I assume that this is not what Broomstick is saying, and that he meant that the last common ancestor evolved prior to the evolution of photosynthetic eukaryotes, which is probably true.
Did you actually read the post?
Did you read the bit where I said “We animals are all evolved from plants. Or more correctly, we are all evolved from single celled photosynthetic organisms.”
Did you read the bit where I put plants inside quotation marks?

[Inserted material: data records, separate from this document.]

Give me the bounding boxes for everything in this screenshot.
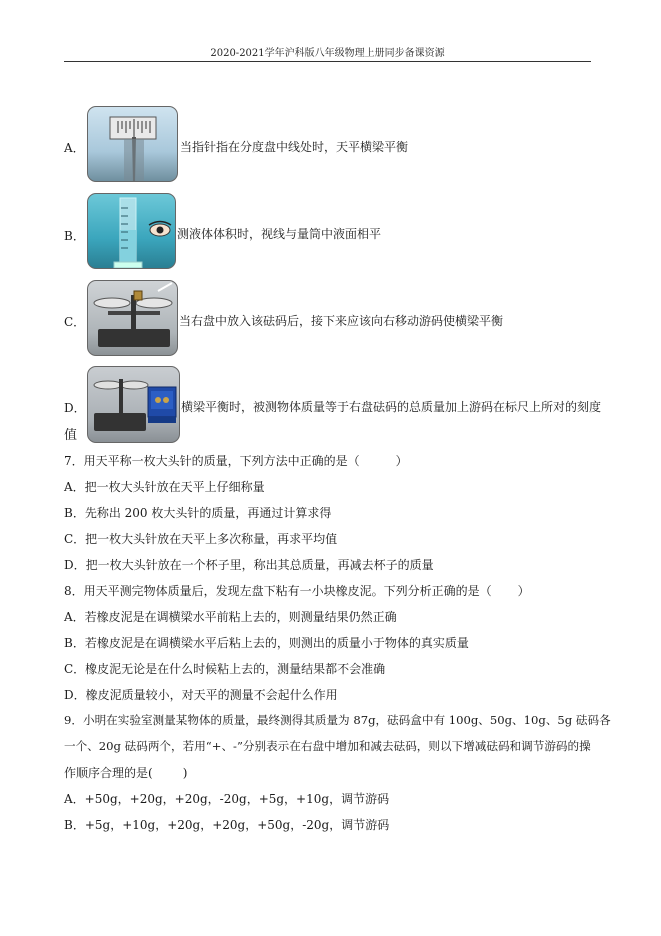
q7-option-a: A．把一枚大头针放在天平上仔细称量: [64, 480, 265, 494]
q7-option-c: C．把一枚大头针放在天平上多次称量，再求平均值: [64, 532, 338, 546]
balance-pointer-image: [87, 106, 178, 182]
q8-option-c: C．橡皮泥无论是在什么时候粘上去的，测量结果都不会准确: [64, 662, 386, 676]
option-d-text-cont: 值: [64, 428, 78, 443]
option-a-text: 当指针指在分度盘中线处时，天平横梁平衡: [180, 140, 409, 154]
balance-weight-image: [87, 280, 178, 356]
option-b-letter: B．: [64, 229, 85, 243]
q8-option-b: B．若橡皮泥是在调横梁水平后粘上去的，则测出的质量小于物体的真实质量: [64, 636, 469, 650]
q8-option-a: A．若橡皮泥是在调横梁水平前粘上去的，则测量结果仍然正确: [64, 610, 397, 624]
balance-weight-box-image: [87, 366, 180, 443]
option-d-letter: D．: [64, 401, 86, 415]
q8-stem: 8．用天平测完物体质量后，发现左盘下粘有一小块橡皮泥。下列分析正确的是（ ）: [64, 584, 530, 598]
header-rule: [64, 61, 591, 62]
option-c-letter: C．: [64, 315, 86, 329]
q8-option-d: D．橡皮泥质量较小，对天平的测量不会起什么作用: [64, 688, 338, 702]
q7-option-b: B．先称出 200 枚大头针的质量，再通过计算求得: [64, 506, 332, 520]
option-d-text: 横梁平衡时，被测物体质量等于右盘砝码的总质量加上游码在标尺上所对的刻度: [181, 400, 602, 414]
page-header: 2020-2021学年沪科版八年级物理上册同步备课资源: [210, 48, 445, 59]
q9-stem-line-1: 9．小明在实验室测量某物体的质量，最终测得其质量为 87g，砝码盒中有 100g、50g、10g、5g 砝码各: [64, 713, 611, 727]
option-a-letter: A．: [64, 141, 85, 155]
q7-option-d: D．把一枚大头针放在一个杯子里，称出其总质量，再减去杯子的质量: [64, 558, 434, 572]
q9-stem-line-2: 一个、20g 砝码两个，若用“+、-”分别表示在右盘中增加和减去砝码，则以下增减砝码和调节游码的操: [64, 739, 591, 753]
graduated-cylinder-eye-image: [87, 193, 176, 269]
option-b-text: 测液体体积时，视线与量筒中液面相平: [177, 227, 382, 241]
q9-option-a: A．+50g，+20g，+20g，-20g，+5g，+10g，调节游码: [64, 792, 390, 806]
q9-stem-line-3: 作顺序合理的是( ): [64, 766, 188, 780]
q7-stem: 7．用天平称一枚大头针的质量，下列方法中正确的是（ ）: [64, 454, 408, 468]
q9-option-b: B．+5g，+10g，+20g，+20g，+50g，-20g，调节游码: [64, 818, 390, 832]
option-c-text: 当右盘中放入该砝码后，接下来应该向右移动游码使横梁平衡: [179, 314, 504, 328]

Do you realise that “Plant” is not a scientific term? Do you realise that most people consider kelp or cyanbacteria, for example, to be plants? Do you realise that when I say “We evolved from plants. Or more correctly, we evolved from single celled photosynthetic organisms”, not a single evolutionary biologist in the world would gainsay me as you appear to be doing?
And…???
What is your point? That rhodopsin didn’t evolve as a photosynthetic pigment in prokaryotes? That animal rhodopsin isn’t almost identical to rhodopsin in sulfur bacteria, and isn’t universally agreed by evolutionary biologists to be homologous? That rhodopsin isn’t a key component in animal visual systems as well as in the bacterial photosynthetic systems in which it first evolved?
In short, what precisely is your point here Broomstick?

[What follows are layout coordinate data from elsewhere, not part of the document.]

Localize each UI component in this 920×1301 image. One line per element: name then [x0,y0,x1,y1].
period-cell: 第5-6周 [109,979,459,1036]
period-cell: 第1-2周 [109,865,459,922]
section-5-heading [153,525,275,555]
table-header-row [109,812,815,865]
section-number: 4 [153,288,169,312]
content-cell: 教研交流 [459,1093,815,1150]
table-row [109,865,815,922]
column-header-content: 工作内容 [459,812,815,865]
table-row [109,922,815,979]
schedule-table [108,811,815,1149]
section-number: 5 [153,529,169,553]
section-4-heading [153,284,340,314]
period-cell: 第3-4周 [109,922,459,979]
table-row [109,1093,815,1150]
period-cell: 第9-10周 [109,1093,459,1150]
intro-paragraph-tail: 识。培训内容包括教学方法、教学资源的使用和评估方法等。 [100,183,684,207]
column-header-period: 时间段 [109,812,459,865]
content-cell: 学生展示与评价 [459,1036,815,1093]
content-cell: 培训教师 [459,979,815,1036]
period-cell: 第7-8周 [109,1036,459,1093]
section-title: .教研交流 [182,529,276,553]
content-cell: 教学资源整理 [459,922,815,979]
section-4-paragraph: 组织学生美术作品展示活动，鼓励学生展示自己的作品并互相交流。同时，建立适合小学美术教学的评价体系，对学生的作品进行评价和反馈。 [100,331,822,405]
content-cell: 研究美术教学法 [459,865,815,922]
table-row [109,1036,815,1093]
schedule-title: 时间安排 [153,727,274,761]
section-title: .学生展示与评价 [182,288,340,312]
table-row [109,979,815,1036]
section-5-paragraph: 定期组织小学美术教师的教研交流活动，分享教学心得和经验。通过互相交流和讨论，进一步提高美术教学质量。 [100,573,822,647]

And can you clarify what you meant by that nonsense about the prokaryote lineages diverging 3.5 billion years ago and provide a reference to these source who have been writing that for decades?
Because at this point you are making no sense at all and promulgating ignorance.
For those of who need things spelled out all slow-like:
So the common ancestor of modern plants and animals did not have photosynthetic capabilities. Since you wrote this:
can I assume that this common ancestor evolved from an organism that was photosynthetic, but which lost this ability?